HISTORIAS
DEL VENTORRO
Había una gaita colgada,
siempre lo recuerdo, una gaita encima de una foto antigua de la virgen, quizá
de finales de cualquier siglo; Alonso lo conservaba todo como lo dejara su
padre y antes su abuelo, el ventorro no tenía nombre, solo un eucalipto grande
en la puerta, un pozo con brocal de laja, un cubo de zinc, unas “estreores” y
un banco de madera de encina, todo eso en una especie de jardíncillo o patio
con horno al lado, luego la entrada, un saloncete misericordioso, unas mesas
con astillas crónicas, poco más de cuatro sillas de enea, un suelo de tierra y
una imagen grande de la Peña con dos velas en una hornacina al fondo a la
derecha; acá, a la izquierda, el mostrador y acaso encima dos gaseosas y una
botella de vino además del aguardiente; eso era el ventorro, pura efigie del
Andévalo profundo, a media legua de la ermita en dirección al sur, hacia los
campos bartolinos ya de menos jaral y de terreno más arenoso.
Por allí era obligado el
paso de los peregrinos y necesaria la parada, nunca faltaría un gallo para las
menudencias del hambre si se terciara echarle humo a la anafe y tueros a la
chimenea; Alonso y Sampedro eran justos los propios para remendar el cansancio
con sustancias de buen agrado y mucha “alicantina” en la mejoranza de la
conversación, para eso estaban allí día y noche, dulcificando la vida y
calmando al tiempo, entretenidos en resolver las emociones que se fueran
produciendo, como dos ermitaños más a medio camino entre El Cerro del Águila y
todo lo demás del horizonte.
Y allí me contó Sampedro
que conoció a Alonso un martes de Peña después de haber cumplido sus ritos
devocionales con la Madre y dirigirse hacia sus lejanías; allí sentó una noche
su disposición, se hizo a la silla y durmió sin dormirse atenta a los cantes de
gente de los alrededores que cubrían de tal manera un caminar que a oración
también pudiera parecerse.
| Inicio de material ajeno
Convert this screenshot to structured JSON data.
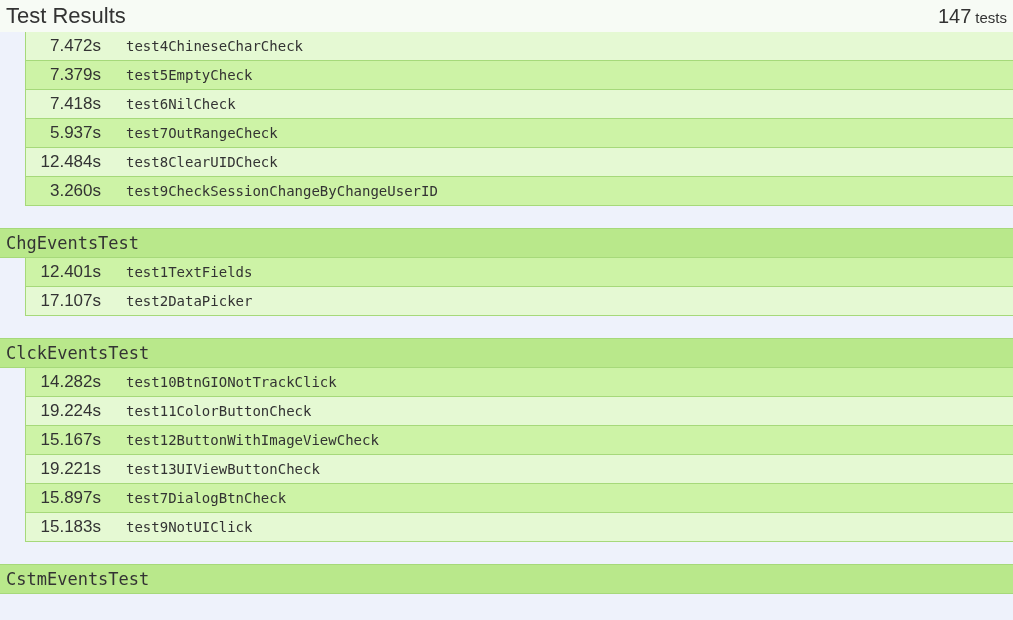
{
  "header": {
    "title": "Test Results",
    "count": "147",
    "unit": "tests"
  },
  "groups": [
    {
      "tests": [
        {
          "time": "7.472s",
          "name": "test4ChineseCharCheck",
          "striped": false
        },
        {
          "time": "7.379s",
          "name": "test5EmptyCheck",
          "striped": true
        },
        {
          "time": "7.418s",
          "name": "test6NilCheck",
          "striped": false
        },
        {
          "time": "5.937s",
          "name": "test7OutRangeCheck",
          "striped": true
        },
        {
          "time": "12.484s",
          "name": "test8ClearUIDCheck",
          "striped": false
        },
        {
          "time": "3.260s",
          "name": "test9CheckSessionChangeByChangeUserID",
          "striped": true
        }
      ]
    },
    {
      "name": "ChgEventsTest",
      "tests": [
        {
          "time": "12.401s",
          "name": "test1TextFields",
          "striped": true
        },
        {
          "time": "17.107s",
          "name": "test2DataPicker",
          "striped": false
        }
      ]
    },
    {
      "name": "ClckEventsTest",
      "tests": [
        {
          "time": "14.282s",
          "name": "test10BtnGIONotTrackClick",
          "striped": true
        },
        {
          "time": "19.224s",
          "name": "test11ColorButtonCheck",
          "striped": false
        },
        {
          "time": "15.167s",
          "name": "test12ButtonWithImageViewCheck",
          "striped": true
        },
        {
          "time": "19.221s",
          "name": "test13UIViewButtonCheck",
          "striped": false
        },
        {
          "time": "15.897s",
          "name": "test7DialogBtnCheck",
          "striped": true
        },
        {
          "time": "15.183s",
          "name": "test9NotUIClick",
          "striped": false
        }
      ]
    },
    {
      "name": "CstmEventsTest"
    }
  ]
}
Y fue cómo Sampedro se fijó en la ternura de Alonso,
en sus modales y en sus sosiegos y se quiso enamorar de pronto como si lo
hubiera estado buscando en todos los sitios; y hubo de encontrarlo en el
ventorro una noche aun con olores a súplicas y a mayordomos nuevos, a poco más
de media legua del sagrado lugar y que por mor del destino y del amor se quedó
con él en la soledad del suelo de tierra y se hizo a la costumbre de alegrar
peregrinos y vivir en la plena satisfacción de sentirse otra. Y así llevan como
cincuenta o más años, que ni ellos lo saben.
Pasó mucho tiempo y
ahora mismo dudo, mi memoria es deficitaria en algunos recuerdos pero lo de la
imagen de la Peña en la hornacina no me permito olvidarlo.